Algumas emissões de dívidas já aconteceram. Outras emissões de ações estão para acontecer. Então, o mercado de capitais, por causa dos juros mais baixos, ele se mostrou nesta pandemia que é um instrumento muito importante para a recuperação do crescimento. Tem vários IPOs no pipeline. É só conversar com os bancos de investimentos, que estão preparando novos IPOs. O papel do mercado de capitais foi e será muito importante. É importante ressaltar isso, o comportamento virtuoso do mercado de capitais.
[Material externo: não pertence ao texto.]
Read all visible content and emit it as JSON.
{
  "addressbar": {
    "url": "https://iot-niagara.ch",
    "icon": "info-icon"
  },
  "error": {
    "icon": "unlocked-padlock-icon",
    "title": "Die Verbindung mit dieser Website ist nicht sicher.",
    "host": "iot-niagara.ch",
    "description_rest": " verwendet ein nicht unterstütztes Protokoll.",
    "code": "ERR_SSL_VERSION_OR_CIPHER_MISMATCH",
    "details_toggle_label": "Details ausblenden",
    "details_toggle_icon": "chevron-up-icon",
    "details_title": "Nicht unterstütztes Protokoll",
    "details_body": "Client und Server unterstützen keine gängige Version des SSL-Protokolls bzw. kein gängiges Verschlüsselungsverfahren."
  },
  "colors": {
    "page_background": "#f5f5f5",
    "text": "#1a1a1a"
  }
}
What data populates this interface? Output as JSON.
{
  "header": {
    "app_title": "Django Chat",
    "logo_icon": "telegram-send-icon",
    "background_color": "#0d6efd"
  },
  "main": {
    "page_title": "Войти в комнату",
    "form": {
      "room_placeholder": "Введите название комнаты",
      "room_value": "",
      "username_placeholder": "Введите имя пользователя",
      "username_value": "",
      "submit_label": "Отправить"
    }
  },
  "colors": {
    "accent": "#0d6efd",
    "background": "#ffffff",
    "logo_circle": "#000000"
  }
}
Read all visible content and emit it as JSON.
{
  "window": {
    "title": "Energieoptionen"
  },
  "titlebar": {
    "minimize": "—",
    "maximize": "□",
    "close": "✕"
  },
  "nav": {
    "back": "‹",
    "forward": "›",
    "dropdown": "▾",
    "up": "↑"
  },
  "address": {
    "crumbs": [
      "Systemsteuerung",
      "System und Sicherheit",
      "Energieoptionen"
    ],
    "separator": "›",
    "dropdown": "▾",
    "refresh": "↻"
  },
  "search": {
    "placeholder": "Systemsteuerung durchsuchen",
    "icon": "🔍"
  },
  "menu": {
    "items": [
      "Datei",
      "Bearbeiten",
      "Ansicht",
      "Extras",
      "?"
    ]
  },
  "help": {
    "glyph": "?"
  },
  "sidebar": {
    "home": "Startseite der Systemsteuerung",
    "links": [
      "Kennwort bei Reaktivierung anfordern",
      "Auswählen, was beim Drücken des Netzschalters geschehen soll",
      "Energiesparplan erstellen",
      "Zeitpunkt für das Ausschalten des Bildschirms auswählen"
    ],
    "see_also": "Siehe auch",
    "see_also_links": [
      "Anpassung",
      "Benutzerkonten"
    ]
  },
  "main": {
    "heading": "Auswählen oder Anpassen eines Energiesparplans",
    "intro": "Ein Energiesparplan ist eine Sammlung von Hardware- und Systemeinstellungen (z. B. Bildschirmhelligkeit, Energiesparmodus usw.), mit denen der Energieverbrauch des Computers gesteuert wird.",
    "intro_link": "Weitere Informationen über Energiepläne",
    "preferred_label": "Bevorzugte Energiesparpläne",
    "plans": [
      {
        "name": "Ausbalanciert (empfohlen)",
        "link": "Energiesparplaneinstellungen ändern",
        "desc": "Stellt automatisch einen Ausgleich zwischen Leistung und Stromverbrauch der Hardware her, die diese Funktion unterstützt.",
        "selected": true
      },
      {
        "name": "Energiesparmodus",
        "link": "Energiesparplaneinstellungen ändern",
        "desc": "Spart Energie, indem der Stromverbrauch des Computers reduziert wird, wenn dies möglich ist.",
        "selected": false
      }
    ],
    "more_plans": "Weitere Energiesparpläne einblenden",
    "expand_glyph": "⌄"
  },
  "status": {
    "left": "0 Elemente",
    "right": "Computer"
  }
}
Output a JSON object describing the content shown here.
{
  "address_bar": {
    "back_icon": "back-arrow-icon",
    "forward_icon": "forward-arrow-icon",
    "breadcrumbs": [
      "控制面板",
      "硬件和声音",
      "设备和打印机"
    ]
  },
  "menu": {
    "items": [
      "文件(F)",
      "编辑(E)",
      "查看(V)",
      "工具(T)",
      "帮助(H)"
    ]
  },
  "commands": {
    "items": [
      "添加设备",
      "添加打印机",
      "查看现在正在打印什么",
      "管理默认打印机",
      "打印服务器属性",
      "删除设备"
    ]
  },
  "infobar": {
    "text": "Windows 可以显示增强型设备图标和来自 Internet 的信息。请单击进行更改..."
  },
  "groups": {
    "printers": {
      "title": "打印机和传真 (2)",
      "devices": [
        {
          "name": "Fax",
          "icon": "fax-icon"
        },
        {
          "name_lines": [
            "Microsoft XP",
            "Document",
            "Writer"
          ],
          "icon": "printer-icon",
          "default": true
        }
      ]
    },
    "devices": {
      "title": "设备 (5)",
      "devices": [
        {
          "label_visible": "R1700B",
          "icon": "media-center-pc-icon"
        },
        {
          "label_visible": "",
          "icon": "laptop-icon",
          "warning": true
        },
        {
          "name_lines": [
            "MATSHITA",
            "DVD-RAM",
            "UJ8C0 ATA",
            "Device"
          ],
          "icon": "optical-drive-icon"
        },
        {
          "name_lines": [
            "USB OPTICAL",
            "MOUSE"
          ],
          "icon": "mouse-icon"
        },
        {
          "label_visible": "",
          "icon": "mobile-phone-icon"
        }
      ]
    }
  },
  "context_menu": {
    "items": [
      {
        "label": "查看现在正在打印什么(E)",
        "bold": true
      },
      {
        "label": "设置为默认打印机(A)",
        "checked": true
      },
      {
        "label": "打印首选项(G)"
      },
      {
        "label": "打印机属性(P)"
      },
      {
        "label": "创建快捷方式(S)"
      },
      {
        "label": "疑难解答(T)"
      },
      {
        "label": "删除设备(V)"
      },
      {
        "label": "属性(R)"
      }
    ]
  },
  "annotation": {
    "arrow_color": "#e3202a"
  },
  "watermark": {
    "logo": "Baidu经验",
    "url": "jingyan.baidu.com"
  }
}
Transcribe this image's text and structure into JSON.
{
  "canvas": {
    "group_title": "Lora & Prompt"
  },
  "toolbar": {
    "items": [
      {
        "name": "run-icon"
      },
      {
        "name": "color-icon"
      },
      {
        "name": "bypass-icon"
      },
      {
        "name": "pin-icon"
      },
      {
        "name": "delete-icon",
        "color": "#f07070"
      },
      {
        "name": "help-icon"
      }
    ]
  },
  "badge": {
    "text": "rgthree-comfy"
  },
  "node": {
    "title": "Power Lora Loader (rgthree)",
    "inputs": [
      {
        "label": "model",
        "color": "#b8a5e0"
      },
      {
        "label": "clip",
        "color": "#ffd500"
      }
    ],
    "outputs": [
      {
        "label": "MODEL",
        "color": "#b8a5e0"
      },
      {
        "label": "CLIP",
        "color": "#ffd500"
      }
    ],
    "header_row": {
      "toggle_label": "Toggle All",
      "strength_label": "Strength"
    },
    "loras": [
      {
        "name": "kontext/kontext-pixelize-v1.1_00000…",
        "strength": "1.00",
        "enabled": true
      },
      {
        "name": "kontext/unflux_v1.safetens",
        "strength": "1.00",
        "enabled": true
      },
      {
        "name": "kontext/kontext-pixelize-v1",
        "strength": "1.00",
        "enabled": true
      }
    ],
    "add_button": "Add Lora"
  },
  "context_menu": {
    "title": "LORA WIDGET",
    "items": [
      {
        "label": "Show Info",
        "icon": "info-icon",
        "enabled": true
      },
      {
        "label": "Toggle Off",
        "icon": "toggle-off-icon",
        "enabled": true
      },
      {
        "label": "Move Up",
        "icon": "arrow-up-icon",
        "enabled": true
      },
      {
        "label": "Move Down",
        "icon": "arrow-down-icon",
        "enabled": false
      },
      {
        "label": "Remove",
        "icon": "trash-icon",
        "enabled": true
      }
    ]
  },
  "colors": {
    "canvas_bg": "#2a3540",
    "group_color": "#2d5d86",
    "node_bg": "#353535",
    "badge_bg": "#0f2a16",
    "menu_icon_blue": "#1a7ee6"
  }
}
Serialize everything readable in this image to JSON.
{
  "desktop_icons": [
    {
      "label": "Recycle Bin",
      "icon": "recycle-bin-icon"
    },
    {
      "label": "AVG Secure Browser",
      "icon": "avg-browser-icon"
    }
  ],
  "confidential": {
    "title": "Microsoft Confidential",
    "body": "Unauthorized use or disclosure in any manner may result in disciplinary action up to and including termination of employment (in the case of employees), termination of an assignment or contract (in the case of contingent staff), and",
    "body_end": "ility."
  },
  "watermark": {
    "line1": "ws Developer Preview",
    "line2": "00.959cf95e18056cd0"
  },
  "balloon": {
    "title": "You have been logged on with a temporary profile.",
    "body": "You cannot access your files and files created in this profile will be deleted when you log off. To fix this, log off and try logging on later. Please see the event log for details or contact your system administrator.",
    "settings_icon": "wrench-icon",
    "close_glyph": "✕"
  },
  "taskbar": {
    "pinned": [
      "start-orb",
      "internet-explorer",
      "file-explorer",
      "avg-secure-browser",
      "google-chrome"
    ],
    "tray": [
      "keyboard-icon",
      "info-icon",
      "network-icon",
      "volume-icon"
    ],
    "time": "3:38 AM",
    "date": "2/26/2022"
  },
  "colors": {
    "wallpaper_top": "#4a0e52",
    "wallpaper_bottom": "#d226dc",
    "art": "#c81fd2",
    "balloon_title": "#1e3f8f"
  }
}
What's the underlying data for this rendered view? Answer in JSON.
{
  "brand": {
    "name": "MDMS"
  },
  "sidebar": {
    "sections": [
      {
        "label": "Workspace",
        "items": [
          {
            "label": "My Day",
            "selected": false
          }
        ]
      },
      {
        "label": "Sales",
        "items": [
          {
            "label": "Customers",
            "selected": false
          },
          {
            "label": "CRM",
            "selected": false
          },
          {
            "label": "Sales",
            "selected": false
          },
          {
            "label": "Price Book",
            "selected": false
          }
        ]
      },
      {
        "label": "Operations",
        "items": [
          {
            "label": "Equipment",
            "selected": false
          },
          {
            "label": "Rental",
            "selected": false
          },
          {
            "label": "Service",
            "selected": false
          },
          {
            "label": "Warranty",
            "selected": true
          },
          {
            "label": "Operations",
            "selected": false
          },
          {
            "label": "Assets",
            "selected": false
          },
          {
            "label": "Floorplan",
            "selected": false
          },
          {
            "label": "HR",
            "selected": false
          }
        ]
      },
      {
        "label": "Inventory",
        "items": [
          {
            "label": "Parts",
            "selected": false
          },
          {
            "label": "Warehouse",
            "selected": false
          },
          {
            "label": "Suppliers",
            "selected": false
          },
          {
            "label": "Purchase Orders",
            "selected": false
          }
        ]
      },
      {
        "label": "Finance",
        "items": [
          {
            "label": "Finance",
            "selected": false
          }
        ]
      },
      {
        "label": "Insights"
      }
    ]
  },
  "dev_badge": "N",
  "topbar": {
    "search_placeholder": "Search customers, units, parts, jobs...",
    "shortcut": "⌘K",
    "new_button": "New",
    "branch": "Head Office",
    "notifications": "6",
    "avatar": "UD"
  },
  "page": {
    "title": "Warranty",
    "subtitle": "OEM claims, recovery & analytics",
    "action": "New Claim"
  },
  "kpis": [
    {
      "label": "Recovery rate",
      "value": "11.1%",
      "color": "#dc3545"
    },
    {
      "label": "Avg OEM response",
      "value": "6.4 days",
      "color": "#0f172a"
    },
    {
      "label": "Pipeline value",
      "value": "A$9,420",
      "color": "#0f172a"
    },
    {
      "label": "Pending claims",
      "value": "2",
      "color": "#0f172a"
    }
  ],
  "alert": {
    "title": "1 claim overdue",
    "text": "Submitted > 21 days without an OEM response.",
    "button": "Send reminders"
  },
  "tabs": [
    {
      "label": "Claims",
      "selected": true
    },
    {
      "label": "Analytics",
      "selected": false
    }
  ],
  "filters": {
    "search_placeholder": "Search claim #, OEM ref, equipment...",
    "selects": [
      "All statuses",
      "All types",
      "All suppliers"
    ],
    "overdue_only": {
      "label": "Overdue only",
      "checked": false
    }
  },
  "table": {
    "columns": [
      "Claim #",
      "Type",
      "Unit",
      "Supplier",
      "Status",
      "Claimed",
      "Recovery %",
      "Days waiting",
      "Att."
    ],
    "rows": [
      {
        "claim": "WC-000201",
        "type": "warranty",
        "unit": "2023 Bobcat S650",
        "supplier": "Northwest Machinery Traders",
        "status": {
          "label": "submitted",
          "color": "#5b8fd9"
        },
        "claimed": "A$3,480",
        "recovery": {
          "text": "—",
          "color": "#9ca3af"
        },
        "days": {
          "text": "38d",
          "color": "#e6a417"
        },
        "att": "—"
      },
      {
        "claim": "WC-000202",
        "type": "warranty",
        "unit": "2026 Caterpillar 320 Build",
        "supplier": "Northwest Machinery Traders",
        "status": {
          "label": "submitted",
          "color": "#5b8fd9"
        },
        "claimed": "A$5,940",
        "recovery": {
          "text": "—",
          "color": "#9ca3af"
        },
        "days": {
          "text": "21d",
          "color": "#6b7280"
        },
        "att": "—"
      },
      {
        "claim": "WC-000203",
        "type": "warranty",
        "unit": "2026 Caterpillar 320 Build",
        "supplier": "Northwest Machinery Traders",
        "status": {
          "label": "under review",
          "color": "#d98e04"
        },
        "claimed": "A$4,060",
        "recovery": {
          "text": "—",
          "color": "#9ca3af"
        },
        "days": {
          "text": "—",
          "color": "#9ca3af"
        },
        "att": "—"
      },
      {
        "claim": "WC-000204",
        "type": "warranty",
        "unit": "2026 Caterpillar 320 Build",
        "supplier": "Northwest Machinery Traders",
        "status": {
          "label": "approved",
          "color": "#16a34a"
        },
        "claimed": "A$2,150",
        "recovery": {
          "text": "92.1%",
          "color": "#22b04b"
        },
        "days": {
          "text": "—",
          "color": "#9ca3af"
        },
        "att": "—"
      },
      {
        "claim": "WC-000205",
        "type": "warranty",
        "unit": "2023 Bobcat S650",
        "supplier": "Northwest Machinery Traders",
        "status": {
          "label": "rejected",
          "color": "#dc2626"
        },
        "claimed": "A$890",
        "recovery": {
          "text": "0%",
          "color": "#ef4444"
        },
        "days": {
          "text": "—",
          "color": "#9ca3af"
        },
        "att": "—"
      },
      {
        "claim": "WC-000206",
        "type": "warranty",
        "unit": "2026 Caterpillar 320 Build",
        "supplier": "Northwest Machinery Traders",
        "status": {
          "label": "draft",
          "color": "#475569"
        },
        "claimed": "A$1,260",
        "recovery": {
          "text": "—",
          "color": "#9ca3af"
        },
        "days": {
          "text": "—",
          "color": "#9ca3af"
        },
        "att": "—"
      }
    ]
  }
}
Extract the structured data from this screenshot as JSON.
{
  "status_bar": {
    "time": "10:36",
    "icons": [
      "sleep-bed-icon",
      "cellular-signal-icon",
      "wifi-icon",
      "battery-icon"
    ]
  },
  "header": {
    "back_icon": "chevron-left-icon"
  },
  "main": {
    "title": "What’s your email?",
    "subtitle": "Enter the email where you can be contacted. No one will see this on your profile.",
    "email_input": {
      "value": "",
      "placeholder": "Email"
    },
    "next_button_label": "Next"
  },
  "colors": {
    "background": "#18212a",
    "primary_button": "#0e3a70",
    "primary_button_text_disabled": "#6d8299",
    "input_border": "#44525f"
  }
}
Realmente é um momento novo e muito positivo.
Como está sendo a gestão da Mauá durante a pandemia?
Temos fundos multimercados, de ações, de crédito e imobiliários. Somos uma casa com múltiplos produtos. Cada caso teve um comportamento diferente. No caso dos fundos imobiliários, por exemplo, temos um fundo que teve volume de caixa razoável quando ocorreu a queda dos preços dos ativos. então aproveitamos isso para aumentar a carteira imobiliária do próprio fundo. Compramos cotas de outros fundos imobiliários, que ficaram muito descontados. Agora já voltaram bem.
E os fundos de renda variável?
No caso de ações, tínhamos muitas empresas que foram muito afetadas pela pandemia. Nós demos um choque grande em nossa carteira, como se as empresas ficassem paradas por quatro, oito ou doze meses, e fizemos uma troca relevante de nomes de empresas das mais afetadas pelas menos afetadas. Fizemos um pouco mais de aplicações do que saques. Não tivemos muitos saques.
E os multimercados?
No caso dos multimercados, logo no início, vimos que a história da pandemia era mais séria. E cortamos o risco muito rápido e ficamos basicamente, quase todo o período, com o botão da relação de capital ligado. Mais recentemente, nesse último mês, tomamos um pouco mais de risco em ativos que achamos que estavam muito assimétricos. E no caso dos fundos de crédito, mantivemos uma carteira muito conservadora e com bastante caixa.